Insight

ETF Snapshot

ETF Snapshot

Key takeaways – US ETF Industry

  • November saw strong ETF net flows of $162 billion, with a significant shift towards risk-on assets like US equities, bitcoin, and shorter-dated high yield. Equity ETF flows were driven by S&P 500 tracking ETFs and large growth ETFs.
  • The S&P 500 Equal Weight strategy is gaining traction as a solution to concentration risk in the S&P 500, which has reached multi-decade highs, with investors favoring its equal weight approach amid concerns over market concentration, valuations, and potential mean reversion.
  • Following the US election, the market anticipates less regulation and growth, which may benefit smaller companies and riskier assets like senior loans. Increased inflation expectations are creating uncertainty for long-duration assets and boosting demand for senior loans.
  • Bitcoin's adoption has continued from the launch of Bitcoin US ETPs in January 2024, making it more accessible to investors and now Trump's recent crypto-friendly proposals, including nominating Paul Atkins as SEC chair and creating a new position for AI and crypto. These events have further pointed towards Bitcoin's integration into society. In November crypto ETPs received $8B in net flows. 
  • With more wars occurring now than since the end of the Cold War, global defense spending is expected to rise, benefiting both traditional and non-traditional defense sectors like cybersecurity.
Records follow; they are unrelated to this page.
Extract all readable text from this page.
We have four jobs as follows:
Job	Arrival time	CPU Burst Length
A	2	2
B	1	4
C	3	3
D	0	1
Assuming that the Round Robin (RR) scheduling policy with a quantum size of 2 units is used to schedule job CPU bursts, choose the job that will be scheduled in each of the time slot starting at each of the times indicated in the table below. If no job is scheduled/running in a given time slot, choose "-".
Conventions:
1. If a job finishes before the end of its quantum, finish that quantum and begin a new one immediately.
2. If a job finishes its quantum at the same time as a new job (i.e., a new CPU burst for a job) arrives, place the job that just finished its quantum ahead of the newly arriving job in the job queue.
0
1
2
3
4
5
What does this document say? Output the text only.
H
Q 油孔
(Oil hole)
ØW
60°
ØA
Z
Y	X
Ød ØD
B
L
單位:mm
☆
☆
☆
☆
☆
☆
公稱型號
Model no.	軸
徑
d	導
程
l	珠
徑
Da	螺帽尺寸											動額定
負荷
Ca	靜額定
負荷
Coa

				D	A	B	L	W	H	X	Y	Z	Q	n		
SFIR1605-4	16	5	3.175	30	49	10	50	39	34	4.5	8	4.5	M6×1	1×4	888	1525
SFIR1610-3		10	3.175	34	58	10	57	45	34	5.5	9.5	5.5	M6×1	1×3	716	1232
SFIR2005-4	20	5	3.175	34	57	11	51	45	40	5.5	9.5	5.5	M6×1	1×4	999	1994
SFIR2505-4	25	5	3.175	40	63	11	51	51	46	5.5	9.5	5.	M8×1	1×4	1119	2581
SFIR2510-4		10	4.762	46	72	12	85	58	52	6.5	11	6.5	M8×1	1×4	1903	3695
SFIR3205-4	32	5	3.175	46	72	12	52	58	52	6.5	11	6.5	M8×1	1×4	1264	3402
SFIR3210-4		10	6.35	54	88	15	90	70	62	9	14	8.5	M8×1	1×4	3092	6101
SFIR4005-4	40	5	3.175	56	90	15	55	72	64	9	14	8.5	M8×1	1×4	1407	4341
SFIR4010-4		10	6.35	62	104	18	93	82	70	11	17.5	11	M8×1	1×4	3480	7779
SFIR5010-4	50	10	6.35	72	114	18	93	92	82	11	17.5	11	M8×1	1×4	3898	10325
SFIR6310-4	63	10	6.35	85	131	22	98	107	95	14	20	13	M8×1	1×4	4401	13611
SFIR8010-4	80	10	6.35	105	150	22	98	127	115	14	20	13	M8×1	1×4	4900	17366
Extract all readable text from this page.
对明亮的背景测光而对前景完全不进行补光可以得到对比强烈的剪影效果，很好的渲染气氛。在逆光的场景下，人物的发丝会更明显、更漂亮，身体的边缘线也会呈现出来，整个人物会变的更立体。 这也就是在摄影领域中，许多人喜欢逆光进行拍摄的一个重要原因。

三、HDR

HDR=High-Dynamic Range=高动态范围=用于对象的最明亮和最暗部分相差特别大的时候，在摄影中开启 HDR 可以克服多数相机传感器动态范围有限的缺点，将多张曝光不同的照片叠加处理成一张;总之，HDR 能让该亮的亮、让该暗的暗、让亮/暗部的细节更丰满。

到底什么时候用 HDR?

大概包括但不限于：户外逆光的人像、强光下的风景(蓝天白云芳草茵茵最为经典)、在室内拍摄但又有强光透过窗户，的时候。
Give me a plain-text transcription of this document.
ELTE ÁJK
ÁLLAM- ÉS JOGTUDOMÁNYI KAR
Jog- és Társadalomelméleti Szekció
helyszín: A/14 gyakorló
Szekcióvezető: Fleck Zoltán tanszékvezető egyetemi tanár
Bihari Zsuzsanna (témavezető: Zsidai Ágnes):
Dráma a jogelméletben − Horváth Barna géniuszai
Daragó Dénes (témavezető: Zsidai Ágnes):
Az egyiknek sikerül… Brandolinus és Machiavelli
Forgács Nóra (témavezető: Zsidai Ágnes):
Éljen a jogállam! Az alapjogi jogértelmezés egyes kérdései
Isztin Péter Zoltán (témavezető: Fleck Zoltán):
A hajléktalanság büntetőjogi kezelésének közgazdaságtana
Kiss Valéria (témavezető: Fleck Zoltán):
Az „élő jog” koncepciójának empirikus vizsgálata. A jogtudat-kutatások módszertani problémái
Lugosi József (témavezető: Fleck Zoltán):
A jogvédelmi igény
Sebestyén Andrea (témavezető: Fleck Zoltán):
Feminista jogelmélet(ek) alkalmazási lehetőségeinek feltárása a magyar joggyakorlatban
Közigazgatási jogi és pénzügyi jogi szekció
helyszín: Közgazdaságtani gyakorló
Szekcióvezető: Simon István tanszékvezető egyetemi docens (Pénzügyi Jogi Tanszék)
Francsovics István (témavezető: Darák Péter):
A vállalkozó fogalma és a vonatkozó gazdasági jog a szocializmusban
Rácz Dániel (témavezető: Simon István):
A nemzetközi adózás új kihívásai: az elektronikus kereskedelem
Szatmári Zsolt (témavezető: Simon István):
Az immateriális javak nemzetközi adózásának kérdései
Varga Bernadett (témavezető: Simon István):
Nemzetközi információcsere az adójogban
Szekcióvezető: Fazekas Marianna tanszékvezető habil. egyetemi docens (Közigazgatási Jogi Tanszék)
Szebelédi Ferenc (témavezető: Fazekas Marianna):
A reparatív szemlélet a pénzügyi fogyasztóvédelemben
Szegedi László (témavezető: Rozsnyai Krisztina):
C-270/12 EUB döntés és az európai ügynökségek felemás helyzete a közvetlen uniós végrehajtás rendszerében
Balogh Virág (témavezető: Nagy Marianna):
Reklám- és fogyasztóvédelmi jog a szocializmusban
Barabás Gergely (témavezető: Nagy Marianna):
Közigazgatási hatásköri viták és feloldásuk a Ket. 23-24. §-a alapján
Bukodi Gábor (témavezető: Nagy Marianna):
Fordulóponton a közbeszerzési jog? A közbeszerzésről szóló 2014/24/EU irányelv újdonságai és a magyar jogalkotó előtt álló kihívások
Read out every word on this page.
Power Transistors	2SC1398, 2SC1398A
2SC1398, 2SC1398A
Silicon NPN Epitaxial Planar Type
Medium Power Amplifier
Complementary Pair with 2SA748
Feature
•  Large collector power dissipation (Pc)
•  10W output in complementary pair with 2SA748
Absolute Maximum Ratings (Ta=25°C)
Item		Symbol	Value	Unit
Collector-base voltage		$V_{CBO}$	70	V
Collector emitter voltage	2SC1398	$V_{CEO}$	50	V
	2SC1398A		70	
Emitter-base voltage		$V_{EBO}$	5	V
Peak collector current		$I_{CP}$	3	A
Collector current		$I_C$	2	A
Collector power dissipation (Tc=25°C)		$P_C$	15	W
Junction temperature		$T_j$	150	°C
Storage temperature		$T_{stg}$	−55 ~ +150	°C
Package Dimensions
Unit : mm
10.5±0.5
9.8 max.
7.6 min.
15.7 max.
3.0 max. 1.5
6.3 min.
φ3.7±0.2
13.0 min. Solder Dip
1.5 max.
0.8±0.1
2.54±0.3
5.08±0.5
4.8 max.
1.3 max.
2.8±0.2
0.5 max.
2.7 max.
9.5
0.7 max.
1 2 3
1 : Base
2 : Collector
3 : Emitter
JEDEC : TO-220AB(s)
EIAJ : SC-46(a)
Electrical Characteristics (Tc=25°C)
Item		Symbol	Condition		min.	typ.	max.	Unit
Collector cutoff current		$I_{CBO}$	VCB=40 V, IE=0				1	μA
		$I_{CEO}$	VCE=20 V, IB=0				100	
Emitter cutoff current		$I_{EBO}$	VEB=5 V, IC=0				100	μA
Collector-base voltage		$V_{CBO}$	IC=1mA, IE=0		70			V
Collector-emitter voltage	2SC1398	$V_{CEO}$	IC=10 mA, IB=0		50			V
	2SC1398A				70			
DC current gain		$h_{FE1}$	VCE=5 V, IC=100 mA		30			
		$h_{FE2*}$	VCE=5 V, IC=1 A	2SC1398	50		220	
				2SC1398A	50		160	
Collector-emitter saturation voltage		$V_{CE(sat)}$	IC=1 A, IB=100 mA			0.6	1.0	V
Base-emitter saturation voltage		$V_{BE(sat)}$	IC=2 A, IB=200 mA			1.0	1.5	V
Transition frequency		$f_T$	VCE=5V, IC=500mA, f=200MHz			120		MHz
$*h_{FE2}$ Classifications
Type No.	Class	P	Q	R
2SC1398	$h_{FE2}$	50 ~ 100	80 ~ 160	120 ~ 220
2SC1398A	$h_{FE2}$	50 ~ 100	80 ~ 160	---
The US FY 2025 budget reflects this shift, allocating significant funds to emerging technologies, while Trump proposes increased NATO defense spending, highlighting the need for robust defense strategies amidst global instability.

November US ETF Industry Flow Trends

November was a strong month for ETFs with $162B in net flows, an increase of $41B from last month’s $121B. ETF flows pivoted towards risk on with US equities, bitcoin, and shorter-dated high yield leading the way. Prior to November, investment grade, longer-dated segments within fixed income dominated flows.

Equity

Equity ETFs garnered $122 billion, accounting for 75% of total flows—a notable increase from their 61% year-to-date share. Leading the charge were S&P 500 tracking ETFs, which attracted $38 billion in net flows, representing nearly a third of equity activity and significantly surpassing their 23% share of equity assets. Large growth ETFs saw $21 billion in net flows, fueled by enthusiasm for the US economy and AI. Reflecting the positive economic outlook, ETFs targeting smaller capitalizations gained traction, with small-cap ETFs receiving $9.8 billion and S&P 500 Equal Weight ETFs drawing $3.9 billion in net flows. Conversely, ETFs focused on China ($4.8 billion) and Europe ($2.0 billion) experienced the highest equity outflows in November.

Fixed Income

This month, fixed income ETFs continued their growth, capturing 18% of flows (+$29 billion), slightly above their 17% market share. However, with a shift towards risk-on assets, these flows were significantly lower than the year-to-date trend of 27% of inflows. November's fixed income flows were heavily skewed towards below investment grade exposure and shorter-dated maturities, reflecting investors anticipation of fewer Fed rate cuts and the potential for higher inflation. Ultrashort ETFs led inflows, attracting $7.1 billion in net flows, accounting for a quarter of the asset class's flows—nearly double their market share. Bank loan ETFs, being below investment grade and low duration, impressively drew $3.5 billion in inflows, nine times their market share, Invesco’s ETF led in the space. Conversely, long government ETFs experienced the highest outflows, with $5.5 billion in net redemptions.

Alternatives

Alternative flows were dominated by crypto ETPs, which amassed $8 billion in flows during the month. Bitcoin has seen a surge in interest since President-elect Trump's victory, briefly crossing the $100,000 mark in early December. The new administration's support for cryptocurrencies, coupled with a favorable economic outlook, has provided a significant boost to the sector. 

 

Investment Risks

The value of investments and any income will fluctuate (this may partly be the result of exchange rate fluctuations) and investors may not get back the full amount invested.

Fixed-income investments are subject to credit risk of the issuer and the effects of changing interest rates. Interest rate risk refers to the risk that bond prices generally fall as interest rates rise and vice versa. An issuer may be unable to meet interest and/or principal payments, thereby causing its instruments to decrease in value and lowering the issuer’s credit rating.

Commodities may subject an investor to greater volatility than traditional securities such as stocks and bonds and can fluctuate significantly based on weather, political, tax, and other regulatory and market developments.

There are risks involved with investing in ETFs, including possible loss of money. Shares are not actively managed and are subject to risks similar to those of stocks, including those regarding short selling and margin maintenance requirements. Ordinary brokerage commissions apply.

There are specific risks involved with investing in cryptocurrencies exchange-traded products. Investing in cryptocurrencies is high risk. Cryptocurrencies do not have any intrinsic value and may become worthless. Cryptocurrencies are subject to extreme price volatility and the price of cryptocurrency can be affected by factors such as global or regional political conditions and regulatory or judicial events.